Quels pièges éviter avant de signer une VEFA avec un PTZ ?

Premier piège : confondre une pré-éligibilité commerciale avec un accord bancaire. Un promoteur ou un courtier peut estimer le PTZ, mais seule la banque arrête l’offre de prêt après examen complet du dossier. Deuxième piège : raisonner uniquement sur le taux à 0 %. L’assurance emprunteur, le taux du prêt principal, les frais de garantie et la durée modifient fortement le coût total.

Troisième piège : sous-estimer le décalage entre la signature et l’entrée dans les lieux. En VEFA, vous pouvez supporter pendant la construction des intérêts intercalaires, un loyer, puis des appels de fonds. Vérifiez la garantie financière d’achèvement, les pénalités de retard prévues, la date prévisionnelle de livraison et votre marge de trésorerie. Enfin, ne signez pas en supposant une future extension du dispositif : si elle n’est pas entrée en vigueur, elle ne peut pas être intégrée à votre budget.

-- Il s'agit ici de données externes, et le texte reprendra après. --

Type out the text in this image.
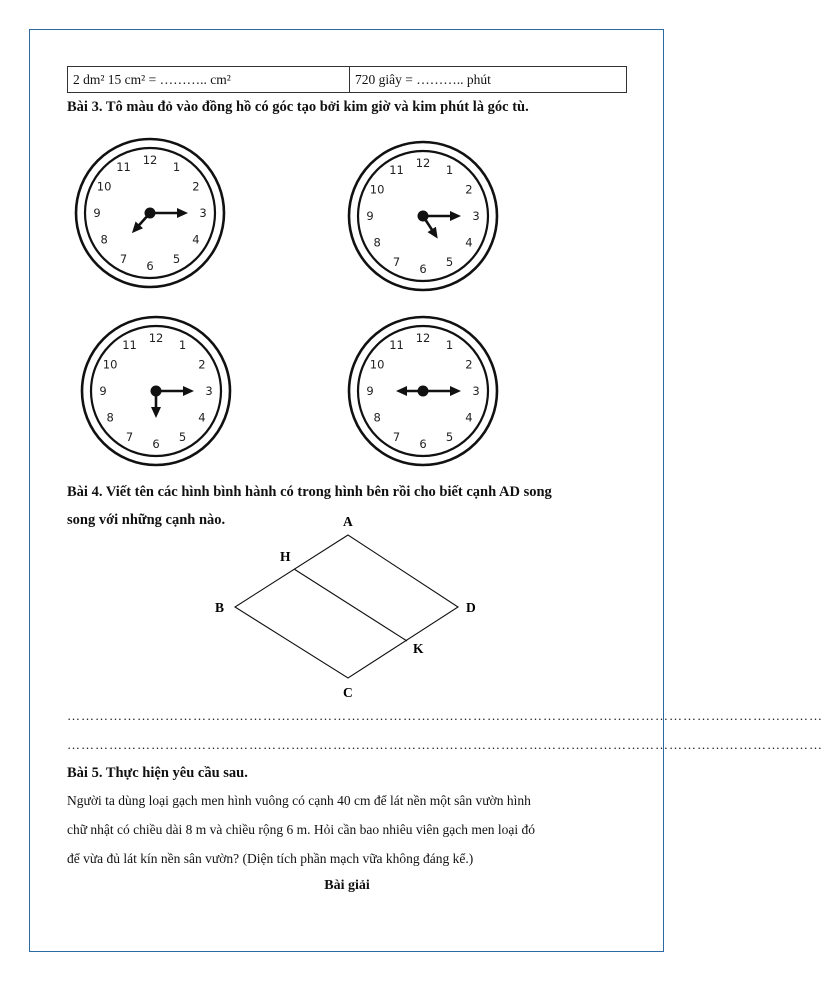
2 dm² 15 cm² = ……….. cm²	720 giây = ……….. phút
Bài 3. Tô màu đỏ vào đồng hồ có góc tạo bởi kim giờ và kim phút là góc tù.
12
1
2
3
4
5
6
7
8
9
10
11	12
1
2
3
4
5
6
7
8
9
10
11
12
1
2
3
4
5
6
7
8
9
10
11
12
1
2
3
4
5
6
7
8
9
10
11
Bài 4. Viết tên các hình bình hành có trong hình bên rồi cho biết cạnh AD song
song với những cạnh nào.	A
B
C
D
H
K
………………………………………………………………………………………………………………………………………………
………………………………………………………………………………………………………………………………………………
Bài 5. Thực hiện yêu cầu sau.
Người ta dùng loại gạch men hình vuông có cạnh 40 cm để lát nền một sân vườn hình
chữ nhật có chiều dài 8 m và chiều rộng 6 m. Hỏi cần bao nhiêu viên gạch men loại đó
để vừa đủ lát kín nền sân vườn? (Diện tích phần mạch vữa không đáng kể.)
Bài giải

Questions fréquentes sur le prêt à taux zéro dans le neuf

Puis-je avoir un PTZ pour acheter une maison neuve ?
Dans le cadre de droit commun applicable en 2024, le PTZ pour un logement neuf est principalement réservé à l’achat d’un appartement neuf en bâtiment collectif, en zones A bis, A ou B1. Une maison individuelle neuve n’y ouvre donc pas habituellement droit. Des régimes particuliers peuvent exister : faites vérifier votre projet par la banque avant tout engagement.
Le PTZ finance-t-il la totalité de mon appartement neuf ?
Non. Le PTZ complète obligatoirement un autre financement. Son montant est calculé sur un coût d’opération plafonné, auquel s’applique une quotité de 20 %, 40 % ou 50 % selon vos ressources. Le prix au-delà du plafond, les frais d’acquisition et les frais bancaires doivent être financés autrement.
Faut-il forcément avoir un apport pour obtenir un PTZ ?
Le PTZ ne comporte pas d’exigence d’apport personnel en tant que telle. En pratique, la banque analyse le financement global et demande souvent que l’apport couvre au moins une partie des frais de notaire, de garantie ou de dossier. Un ménage sans apport peut être financé, mais son dossier devra être particulièrement solide.
Quand commence le remboursement du prêt à taux zéro ?
Cela dépend de votre tranche de ressources. Le PTZ peut comporter une période de différé, puis une phase de remboursement, pour une durée totale pouvant aller jusqu’à 25 ans. Ne vous fiez pas à la seule mensualité initiale : demandez à la banque l’échéancier complet, y compris après la fin du différé.
Puis-je louer mon logement acheté avec un PTZ ?
Le logement doit être votre résidence principale. Sa mise en location est en principe interdite pendant les premières années du prêt, sauf exceptions strictement prévues, notamment dans certaines situations de mobilité professionnelle, divorce, invalidité ou chômage prolongé. Avant de louer, sollicitez l’accord de la banque et vérifiez les conditions réglementaires applicables.